Rodolfo y yo

Rodolfo es grande, peludo y rugoso; tan áspero por fuera, que se diría todo de alambre, que no lleva molla. Sólo los charcos legañosos de sus ojos son blandos cual cera tibia de abeja.

Lo dejo suelto, y se va al monte, a comer con sus molares desparejos el musgo, el verdín y el liquen pegado a las rocas, arrancando grandes trozos de ambos con su moqueante hocico… Lo tengo que llamar a grandes voces, ¡¡Rodolfo!! ¡¡Rodolfooooo!! y viene a mí con un trote enloquecido que me hace tragar saliva y apretar con fuerza el esfínter.

Come de todo menos cuanto le doy. Le gusta morder a las personas que se acercan a acariciarlo, en especial las ropas y el pelo. El castaño es su preferido. Después de dar el bocado deja en la cabeza trasquilada un reguero enorme de baba…

Es bruto y tozudo como un vejete cascarrabias, como una abuela cebolleta. Pero por dentro es simple como una gominola. Cuando paseo con él, los lunes por la mañana, por las callejas nevadas de la aldea, los trasgos, resacosos, huyen al verle:

–¡Corred, insensatos!

Corred, insensatos. Veloces y descerebrados, al mismo tiempo.


La noche cae en la aldea finlandesa. Hace un frío de órdago y la escarcha hace presa en mi barba, dejando un crujiente manto de cristales blancos. Desearía llevar pantalones más gruesos. De pronto, un duende mal encarado, con un gorro puntiagudo y una botella, sube hacia nosotros arrastrando los pies. Rodolfo lo mira con lascivia. El duende, que nos advierte, incapaz de huir ni de evitarnos, se arrodilla.

–¡Por favor, señor, dispénseme!

Hoy me siento magnánimo.

–Vuelve a trabajar, desdichado. Y deja la botella ahí.

El duende nos hace reverencias mientras se aleja a trompicones, sin darnos la espalda. Rodolfo camina hacia él y el duende da un grito y sale despavorido. Pero no lo persigue. Coge la botella con sus labios babeantes y la alza hacia las alturas. La luna se refleja en la lisa superficie mientras el líquido desciende, a partes iguales, por su garganta y por su papada arrugada y rasposa…

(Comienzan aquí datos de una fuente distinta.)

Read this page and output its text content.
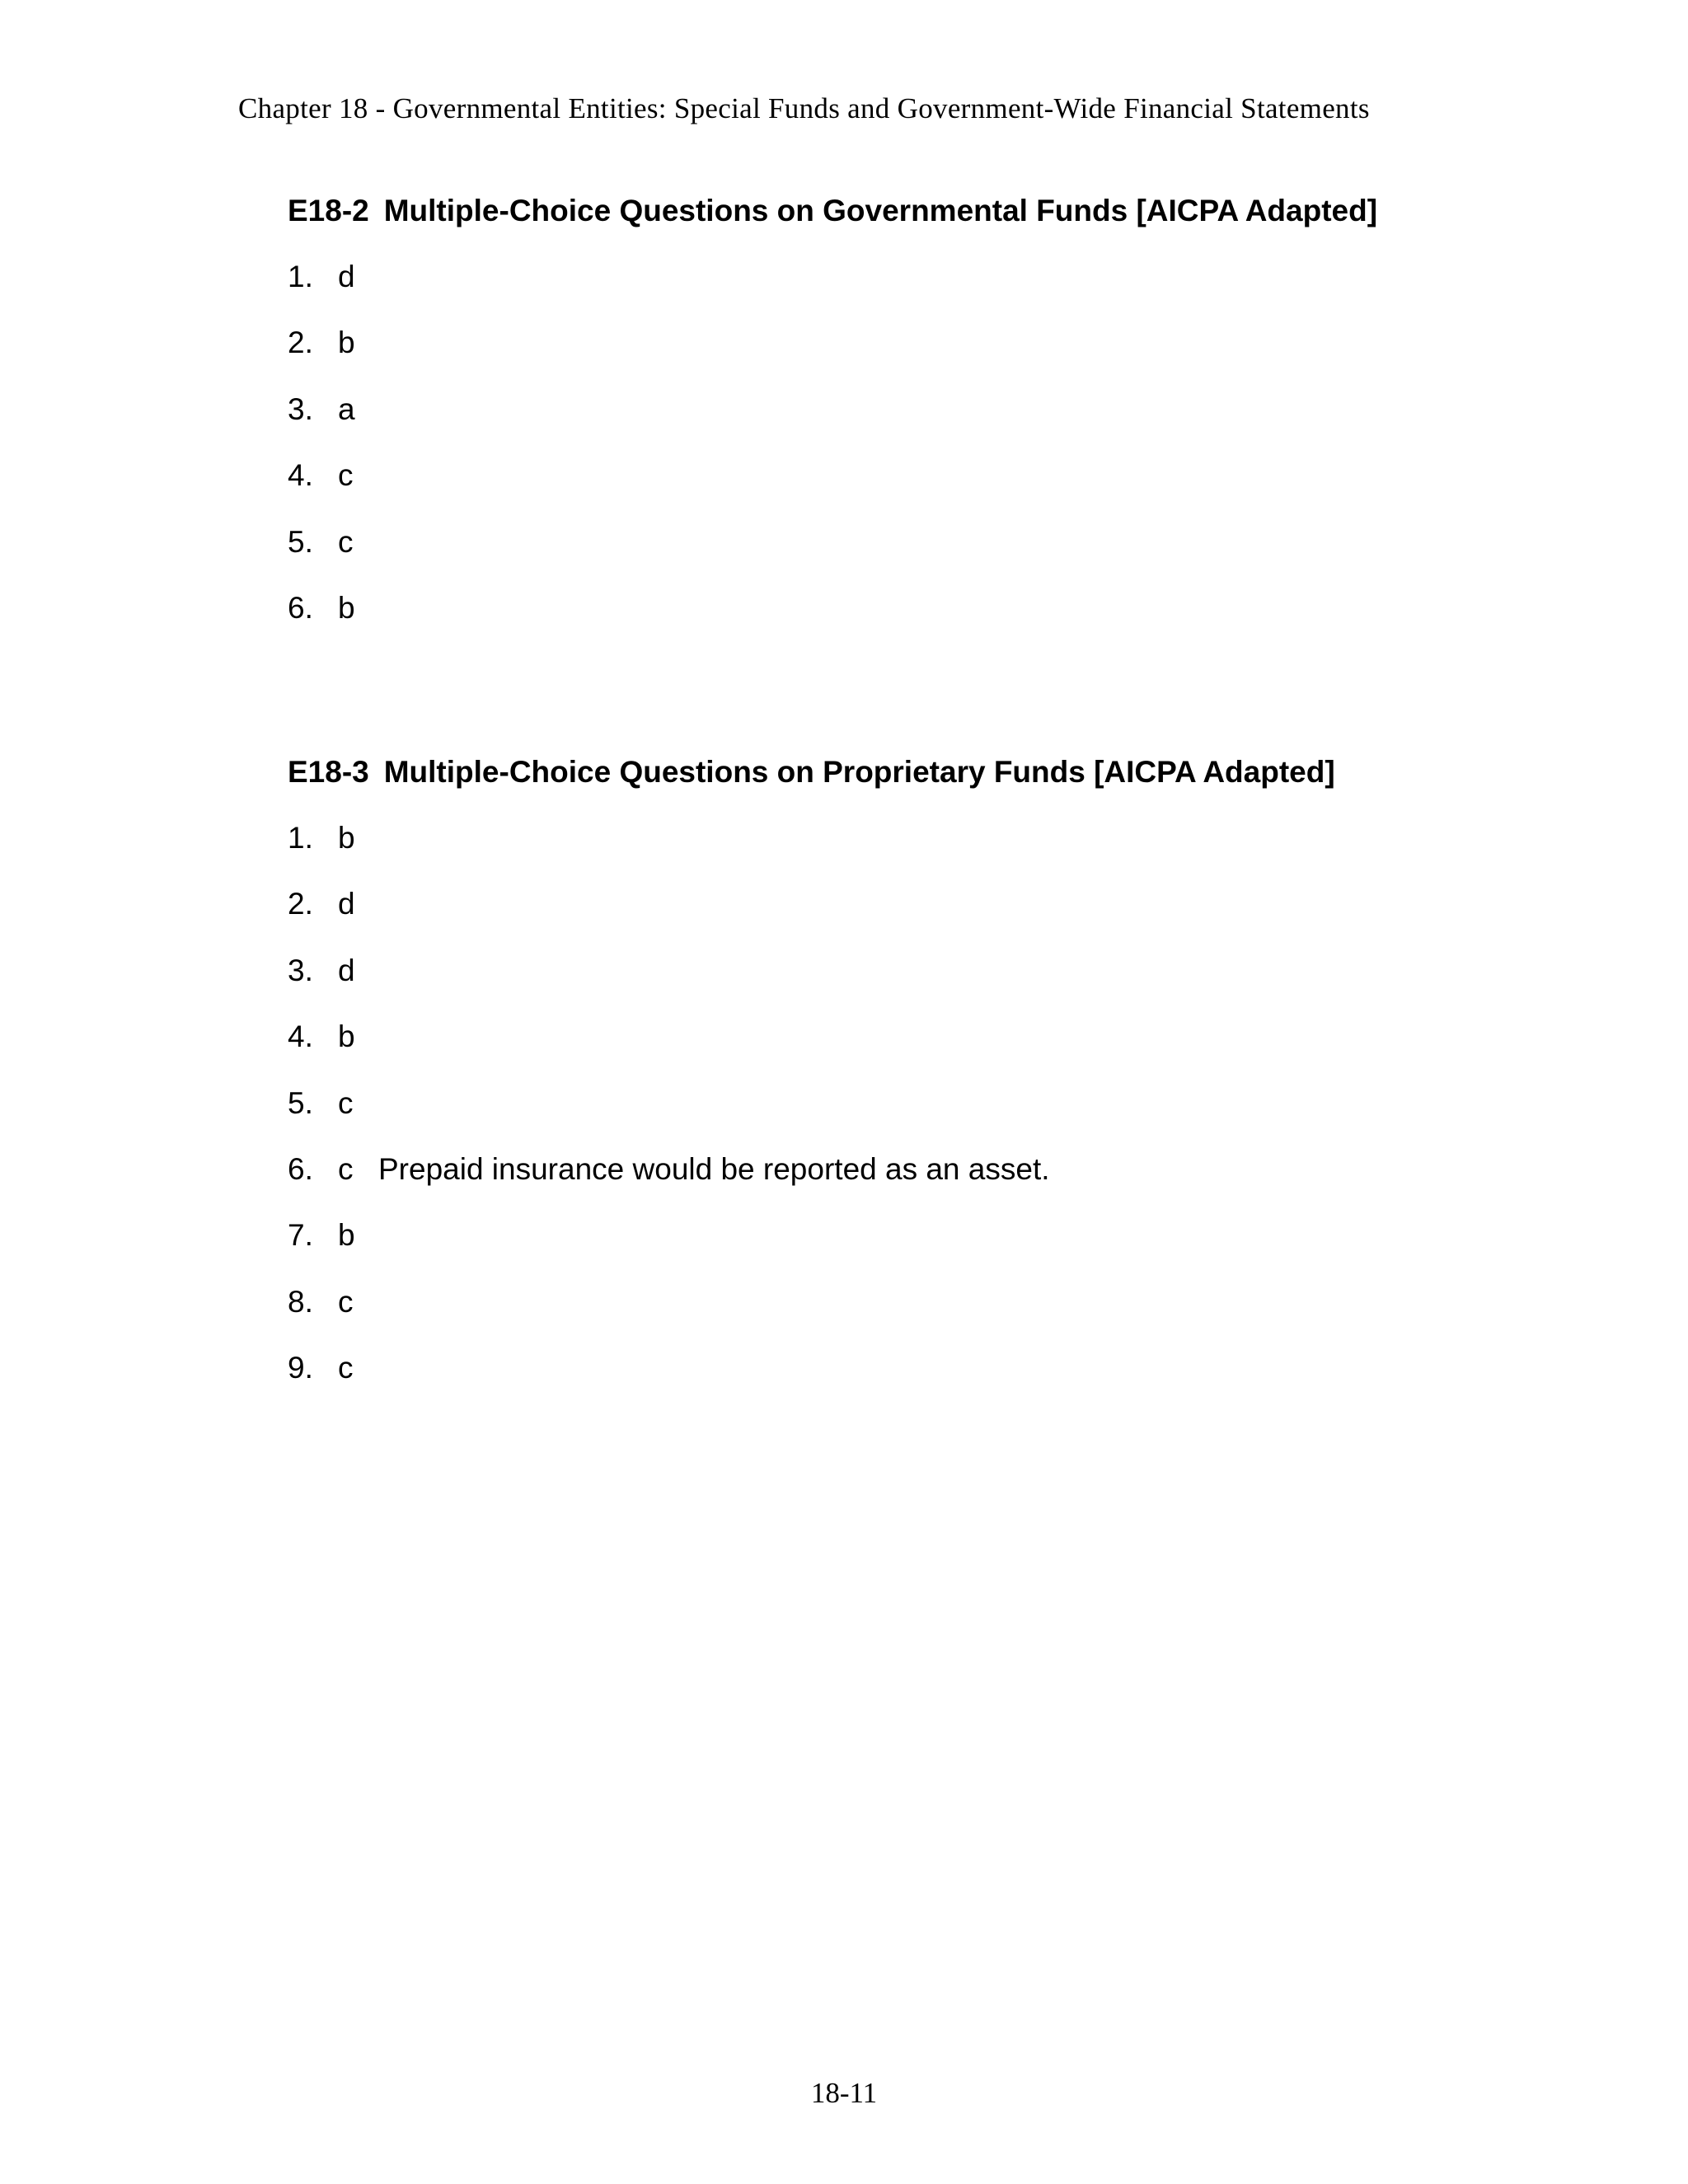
Chapter 18 - Governmental Entities: Special Funds and Government-Wide Financial Statements
E18-2 Multiple-Choice Questions on Governmental Funds [AICPA Adapted]
1. d
2. b
3. a
4. c
5. c
6. b
E18-3 Multiple-Choice Questions on Proprietary Funds [AICPA Adapted]
1. b
2. d
3. d
4. b
5. c
6. c Prepaid insurance would be reported as an asset.
7. b
8. c
9. c
18-11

Cuando, al amanecer, Rodolfo y yo regresamos de parranda, escuchamos las voces de los duendes entonando canciones obscenas. Uno lleva una duende hinchable, el otro un sujetador puntiagudo sobre el suéter verde. Son como niños, hay que darles algo con que distraerse. Igual pasa con Rodolfo. Le dejo suelto, y de inmediato carga contra el grupillo. Sus largas patas resbalan sobre el hielo reciente. Al advertirlo, los trasgos huyen en todas direcciones. Corre, corre, que te pillo… como si de un juego se tratara, los duendes tocan en las redondas puertas de las casas, pero a esta hora todo el mundo está en la cama, durmiendo la larga noche ártica o simulando hacerlo, y nadie les franquea el paso. Pese a la velocidad de las cortas piernecillas, Rodolfo les gana terreno con sus largas zancadas. Los trasgos, aterrorizados, encuentran refugio, al fin, en el viejo cilindro tumbado de una gran barrica de aguardiente. Se aprietan los unos contra los otros al fondo del tonel y Rodolfo, incapaz de seguirlos dentro del hueco de madera, se encarama al mismo sobre dos patas y empieza a frotarse contra la puerta entornada. Escucho los chillidos de los duendes y después sus exclamaciones de sorpresa y asco. Rodolfo vuelve a mí, exhausto y agotado, y yo le palmeo el lomo áspero y rugoso, mientras caminamos de regreso a casa.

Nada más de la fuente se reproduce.